There are instances where men undergo treatment for abnormal semen parameters, yet see little or no improvement in their semen analysis. For example, the sperm count may remain persistently low between 2 million and 10 million per milliliter or may even decline further, despite ongoing medication or therapy. In some cases, hormonal profiles and scrotal ultrasound results appear normal, yet sperm count, motility, and morphology fail to improve. One often overlooked cause is a blockage or dysfunction in the epididymis the coiled tube located at the back of the testicle where sperm is stored and matures. If this duct is obstructed or not functioning properly, sperm cannot pass through effectively, and medical treatments aimed at boosting sperm production may not yield results. In such cases, it is essential to consult a qualified fertility specialist or andrologist who can identify the underlying issue and recommend appropriate management options, which may include further diagnostic evaluation, surgical intervention, or assisted reproductive techniques such as IVF with ICSI. 

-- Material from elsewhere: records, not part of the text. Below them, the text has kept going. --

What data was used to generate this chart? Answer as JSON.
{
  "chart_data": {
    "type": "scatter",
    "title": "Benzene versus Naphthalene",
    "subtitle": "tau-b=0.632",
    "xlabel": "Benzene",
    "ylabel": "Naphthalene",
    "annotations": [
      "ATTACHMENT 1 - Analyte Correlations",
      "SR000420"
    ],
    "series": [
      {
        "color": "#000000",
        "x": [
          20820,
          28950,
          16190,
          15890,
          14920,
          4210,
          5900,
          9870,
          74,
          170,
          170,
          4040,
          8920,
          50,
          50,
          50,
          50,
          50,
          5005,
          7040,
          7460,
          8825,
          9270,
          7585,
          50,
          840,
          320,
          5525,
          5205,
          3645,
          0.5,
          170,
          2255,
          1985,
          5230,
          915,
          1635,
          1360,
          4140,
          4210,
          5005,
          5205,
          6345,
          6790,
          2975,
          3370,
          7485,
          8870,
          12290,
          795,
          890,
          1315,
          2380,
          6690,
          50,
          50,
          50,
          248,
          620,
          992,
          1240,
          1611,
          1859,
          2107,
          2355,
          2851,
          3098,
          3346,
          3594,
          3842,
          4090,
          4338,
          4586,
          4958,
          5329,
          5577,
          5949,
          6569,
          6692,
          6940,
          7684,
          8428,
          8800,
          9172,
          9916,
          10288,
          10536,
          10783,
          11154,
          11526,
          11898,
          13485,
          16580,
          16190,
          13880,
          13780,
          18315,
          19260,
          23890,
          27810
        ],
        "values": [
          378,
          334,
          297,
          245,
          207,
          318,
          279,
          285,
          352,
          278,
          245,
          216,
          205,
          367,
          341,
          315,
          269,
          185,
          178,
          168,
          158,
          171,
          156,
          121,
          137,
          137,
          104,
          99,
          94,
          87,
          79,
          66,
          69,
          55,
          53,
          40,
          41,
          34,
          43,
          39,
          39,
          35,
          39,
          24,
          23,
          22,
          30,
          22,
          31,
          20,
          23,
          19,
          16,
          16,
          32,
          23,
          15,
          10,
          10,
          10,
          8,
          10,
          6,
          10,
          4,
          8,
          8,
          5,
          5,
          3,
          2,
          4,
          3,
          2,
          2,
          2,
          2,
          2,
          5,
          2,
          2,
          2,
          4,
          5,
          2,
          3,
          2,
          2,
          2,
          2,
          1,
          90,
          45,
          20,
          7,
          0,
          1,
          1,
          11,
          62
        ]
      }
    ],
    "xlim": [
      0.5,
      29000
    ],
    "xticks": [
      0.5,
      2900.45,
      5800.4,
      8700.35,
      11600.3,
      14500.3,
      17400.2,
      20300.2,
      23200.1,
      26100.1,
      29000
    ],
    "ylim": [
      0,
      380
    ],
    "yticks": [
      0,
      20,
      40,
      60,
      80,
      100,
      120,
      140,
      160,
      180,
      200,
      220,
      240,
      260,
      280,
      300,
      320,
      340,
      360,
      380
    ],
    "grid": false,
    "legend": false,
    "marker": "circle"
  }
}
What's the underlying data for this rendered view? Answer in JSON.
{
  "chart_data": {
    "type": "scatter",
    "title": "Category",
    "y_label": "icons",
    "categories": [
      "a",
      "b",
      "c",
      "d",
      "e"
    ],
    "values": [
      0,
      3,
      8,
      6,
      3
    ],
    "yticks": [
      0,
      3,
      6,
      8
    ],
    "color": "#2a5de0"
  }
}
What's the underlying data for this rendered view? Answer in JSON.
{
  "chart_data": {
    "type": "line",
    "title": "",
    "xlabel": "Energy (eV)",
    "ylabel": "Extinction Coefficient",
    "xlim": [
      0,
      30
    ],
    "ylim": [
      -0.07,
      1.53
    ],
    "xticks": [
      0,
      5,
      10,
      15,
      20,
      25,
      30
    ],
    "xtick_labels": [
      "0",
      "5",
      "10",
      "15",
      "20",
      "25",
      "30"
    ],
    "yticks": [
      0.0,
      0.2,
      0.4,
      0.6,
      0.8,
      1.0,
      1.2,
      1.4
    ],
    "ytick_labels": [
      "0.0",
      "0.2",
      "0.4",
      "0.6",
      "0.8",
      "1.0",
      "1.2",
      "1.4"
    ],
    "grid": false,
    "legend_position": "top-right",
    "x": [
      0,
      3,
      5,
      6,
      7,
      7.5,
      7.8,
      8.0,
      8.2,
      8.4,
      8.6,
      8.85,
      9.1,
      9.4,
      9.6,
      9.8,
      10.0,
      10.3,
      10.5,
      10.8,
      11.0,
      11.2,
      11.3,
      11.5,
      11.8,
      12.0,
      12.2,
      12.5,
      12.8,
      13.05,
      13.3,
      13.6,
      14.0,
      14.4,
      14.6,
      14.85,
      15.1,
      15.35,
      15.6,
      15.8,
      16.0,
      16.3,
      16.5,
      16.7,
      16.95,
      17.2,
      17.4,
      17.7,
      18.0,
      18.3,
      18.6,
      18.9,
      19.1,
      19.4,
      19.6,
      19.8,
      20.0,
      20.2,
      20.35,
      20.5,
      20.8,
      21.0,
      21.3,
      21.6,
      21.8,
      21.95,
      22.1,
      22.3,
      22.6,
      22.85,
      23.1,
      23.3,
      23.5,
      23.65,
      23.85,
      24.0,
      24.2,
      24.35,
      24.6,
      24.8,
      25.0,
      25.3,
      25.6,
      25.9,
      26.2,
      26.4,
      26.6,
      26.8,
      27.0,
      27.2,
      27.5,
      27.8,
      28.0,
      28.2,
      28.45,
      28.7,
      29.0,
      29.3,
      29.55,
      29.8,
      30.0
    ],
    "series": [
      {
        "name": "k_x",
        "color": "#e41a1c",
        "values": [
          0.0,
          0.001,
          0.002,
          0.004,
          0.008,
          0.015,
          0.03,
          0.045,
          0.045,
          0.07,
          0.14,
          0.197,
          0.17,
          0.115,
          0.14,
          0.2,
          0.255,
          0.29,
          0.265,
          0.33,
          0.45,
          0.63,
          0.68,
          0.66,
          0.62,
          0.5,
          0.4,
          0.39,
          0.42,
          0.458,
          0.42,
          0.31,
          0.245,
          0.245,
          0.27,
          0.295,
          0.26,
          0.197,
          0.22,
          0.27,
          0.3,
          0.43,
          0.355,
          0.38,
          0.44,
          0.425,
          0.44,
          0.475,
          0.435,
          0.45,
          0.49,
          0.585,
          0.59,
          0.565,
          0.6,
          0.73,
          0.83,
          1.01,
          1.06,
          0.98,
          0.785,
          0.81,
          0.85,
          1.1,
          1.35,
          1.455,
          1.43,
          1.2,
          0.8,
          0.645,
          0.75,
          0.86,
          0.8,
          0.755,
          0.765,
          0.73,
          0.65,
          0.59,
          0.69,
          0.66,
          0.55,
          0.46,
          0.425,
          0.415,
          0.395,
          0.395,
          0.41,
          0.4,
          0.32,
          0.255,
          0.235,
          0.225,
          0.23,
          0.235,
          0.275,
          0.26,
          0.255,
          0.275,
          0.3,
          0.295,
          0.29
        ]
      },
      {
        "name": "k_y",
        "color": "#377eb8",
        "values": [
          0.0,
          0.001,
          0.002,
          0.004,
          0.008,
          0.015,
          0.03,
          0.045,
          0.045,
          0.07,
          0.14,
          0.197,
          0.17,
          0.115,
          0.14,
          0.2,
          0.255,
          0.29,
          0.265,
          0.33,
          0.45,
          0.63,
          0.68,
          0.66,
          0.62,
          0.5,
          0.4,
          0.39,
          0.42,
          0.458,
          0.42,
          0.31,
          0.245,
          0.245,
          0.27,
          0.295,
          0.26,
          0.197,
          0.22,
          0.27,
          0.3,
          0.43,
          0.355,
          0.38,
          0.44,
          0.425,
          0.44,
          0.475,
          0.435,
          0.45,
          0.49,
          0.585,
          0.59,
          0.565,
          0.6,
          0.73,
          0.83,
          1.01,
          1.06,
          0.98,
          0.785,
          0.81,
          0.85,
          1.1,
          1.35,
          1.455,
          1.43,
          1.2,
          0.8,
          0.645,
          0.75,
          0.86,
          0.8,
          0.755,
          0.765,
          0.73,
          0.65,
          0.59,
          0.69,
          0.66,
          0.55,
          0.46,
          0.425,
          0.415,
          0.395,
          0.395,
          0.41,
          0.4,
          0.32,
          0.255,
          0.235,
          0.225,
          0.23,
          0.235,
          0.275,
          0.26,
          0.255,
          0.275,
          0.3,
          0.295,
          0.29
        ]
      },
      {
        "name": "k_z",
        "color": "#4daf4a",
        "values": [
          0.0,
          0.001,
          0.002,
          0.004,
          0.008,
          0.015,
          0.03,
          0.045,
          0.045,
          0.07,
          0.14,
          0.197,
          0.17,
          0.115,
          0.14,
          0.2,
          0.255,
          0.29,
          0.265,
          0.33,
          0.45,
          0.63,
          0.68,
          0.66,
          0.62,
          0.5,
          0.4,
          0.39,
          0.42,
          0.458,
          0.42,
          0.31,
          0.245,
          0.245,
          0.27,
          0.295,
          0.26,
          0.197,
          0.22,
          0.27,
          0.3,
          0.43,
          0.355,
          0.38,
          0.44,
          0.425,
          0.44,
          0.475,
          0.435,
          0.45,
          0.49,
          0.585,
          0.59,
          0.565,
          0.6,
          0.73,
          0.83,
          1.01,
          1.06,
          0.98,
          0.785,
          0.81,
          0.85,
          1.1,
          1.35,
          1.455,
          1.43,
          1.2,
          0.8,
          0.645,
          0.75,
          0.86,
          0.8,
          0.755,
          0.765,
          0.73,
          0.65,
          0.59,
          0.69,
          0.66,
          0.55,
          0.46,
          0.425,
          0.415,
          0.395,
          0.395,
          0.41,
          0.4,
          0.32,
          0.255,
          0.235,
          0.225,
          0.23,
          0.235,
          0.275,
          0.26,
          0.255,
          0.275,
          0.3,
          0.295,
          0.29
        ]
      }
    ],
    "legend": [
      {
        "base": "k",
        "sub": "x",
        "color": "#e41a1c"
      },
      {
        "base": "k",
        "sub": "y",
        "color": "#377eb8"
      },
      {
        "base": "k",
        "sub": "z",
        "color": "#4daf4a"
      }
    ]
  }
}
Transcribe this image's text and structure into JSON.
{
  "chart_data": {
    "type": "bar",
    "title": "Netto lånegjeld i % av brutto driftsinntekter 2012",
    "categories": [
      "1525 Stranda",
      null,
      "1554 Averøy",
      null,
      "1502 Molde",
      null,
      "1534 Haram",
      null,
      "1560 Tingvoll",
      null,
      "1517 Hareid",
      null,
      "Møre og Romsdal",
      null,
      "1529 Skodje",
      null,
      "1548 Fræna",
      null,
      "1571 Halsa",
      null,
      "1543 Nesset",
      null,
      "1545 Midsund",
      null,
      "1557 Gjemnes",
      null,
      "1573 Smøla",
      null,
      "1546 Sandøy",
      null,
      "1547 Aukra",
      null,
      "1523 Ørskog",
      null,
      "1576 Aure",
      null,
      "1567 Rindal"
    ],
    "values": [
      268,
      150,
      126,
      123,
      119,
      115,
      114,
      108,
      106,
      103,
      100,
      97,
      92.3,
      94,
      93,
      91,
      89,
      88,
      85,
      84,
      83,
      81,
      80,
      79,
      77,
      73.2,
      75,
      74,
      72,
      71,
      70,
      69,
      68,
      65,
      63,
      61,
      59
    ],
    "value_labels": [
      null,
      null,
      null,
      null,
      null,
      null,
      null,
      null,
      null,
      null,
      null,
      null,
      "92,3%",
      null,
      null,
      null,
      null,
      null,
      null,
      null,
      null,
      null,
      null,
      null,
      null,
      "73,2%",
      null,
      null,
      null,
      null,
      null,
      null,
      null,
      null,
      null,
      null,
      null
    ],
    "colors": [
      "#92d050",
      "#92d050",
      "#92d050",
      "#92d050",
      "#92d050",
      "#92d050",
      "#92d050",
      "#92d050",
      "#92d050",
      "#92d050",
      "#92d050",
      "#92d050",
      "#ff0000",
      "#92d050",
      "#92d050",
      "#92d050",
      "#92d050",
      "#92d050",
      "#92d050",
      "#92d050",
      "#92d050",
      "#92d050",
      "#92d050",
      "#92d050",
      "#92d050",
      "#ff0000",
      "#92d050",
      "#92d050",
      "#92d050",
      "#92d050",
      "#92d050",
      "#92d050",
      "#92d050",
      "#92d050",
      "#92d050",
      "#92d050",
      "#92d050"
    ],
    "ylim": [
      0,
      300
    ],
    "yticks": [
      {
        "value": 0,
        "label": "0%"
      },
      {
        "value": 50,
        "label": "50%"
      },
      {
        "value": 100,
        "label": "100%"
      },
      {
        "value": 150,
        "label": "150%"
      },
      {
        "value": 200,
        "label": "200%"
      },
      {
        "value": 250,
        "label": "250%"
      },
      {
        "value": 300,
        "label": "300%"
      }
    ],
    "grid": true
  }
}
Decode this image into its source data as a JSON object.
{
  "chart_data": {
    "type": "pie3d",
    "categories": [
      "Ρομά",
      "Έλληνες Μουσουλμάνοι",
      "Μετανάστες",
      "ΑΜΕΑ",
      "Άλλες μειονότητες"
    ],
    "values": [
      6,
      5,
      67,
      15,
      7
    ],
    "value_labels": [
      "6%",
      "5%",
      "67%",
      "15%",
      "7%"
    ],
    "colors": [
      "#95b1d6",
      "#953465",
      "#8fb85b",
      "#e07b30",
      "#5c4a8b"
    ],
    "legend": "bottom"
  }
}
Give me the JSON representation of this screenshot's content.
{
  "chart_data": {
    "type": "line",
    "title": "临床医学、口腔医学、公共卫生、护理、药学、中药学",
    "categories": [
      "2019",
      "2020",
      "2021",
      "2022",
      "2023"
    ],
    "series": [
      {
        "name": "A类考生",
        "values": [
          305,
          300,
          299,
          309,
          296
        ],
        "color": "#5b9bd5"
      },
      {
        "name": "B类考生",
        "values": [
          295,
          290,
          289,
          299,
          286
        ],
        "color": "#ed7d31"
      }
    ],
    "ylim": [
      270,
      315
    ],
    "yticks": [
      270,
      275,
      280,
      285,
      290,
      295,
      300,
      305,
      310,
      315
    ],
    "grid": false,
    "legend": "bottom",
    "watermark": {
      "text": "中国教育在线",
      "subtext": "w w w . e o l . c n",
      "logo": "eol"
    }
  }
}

SEVERE LOW SPERM COUNT AND AZOOSPERMIA

If you have been diagnosed with azoospermia (complete absence of sperm in the ejaculate) or severe oligospermia (sperm count less than 5 million/ml), it’s important to understand that the chances of spontaneous recovery with medication alone are often limited. Be cautious of anyone claiming to have a guaranteed cure. There are two main types of azoospermia: 1. Obstructive Azoospermia This occurs when sperm production in the testicles is normal, but a blockage prevents the sperm from reaching the ejaculate. Common causes include obstructions in the epididymis, vas deferens, or ejaculatory ducts, and may present as an epididymal cyst. These cases are often challenging and require evaluation by a urologist or male fertility specialist for possible surgical correction or assisted reproductive options like sperm retrieval. 2. Non-Obstructive Azoospermia This form results from impaired or absent sperm production by the testicles. In such cases, a scrotal ultrasound and hormonal profile (e.g., FSH, LH, testosterone) are essential to assess testicular function. Possible causes include undescended testes (cryptorchidism) or testicular failure due to heat damage or developmental issues. If the testes did not properly descend during childhood and remained inside the body beyond puberty, heat exposure may have irreversibly damaged sperm-producing cells. A quick self-check: normally, both testicles should be present in the scrotal sac, located below the penis. During cold temperatures, the scrotum may contract, but the testes should not retract entirely into the body. If you suspect you have a sperm production issue or have been diagnosed with azoospermia or severe oligospermia, consult a fertility scientist.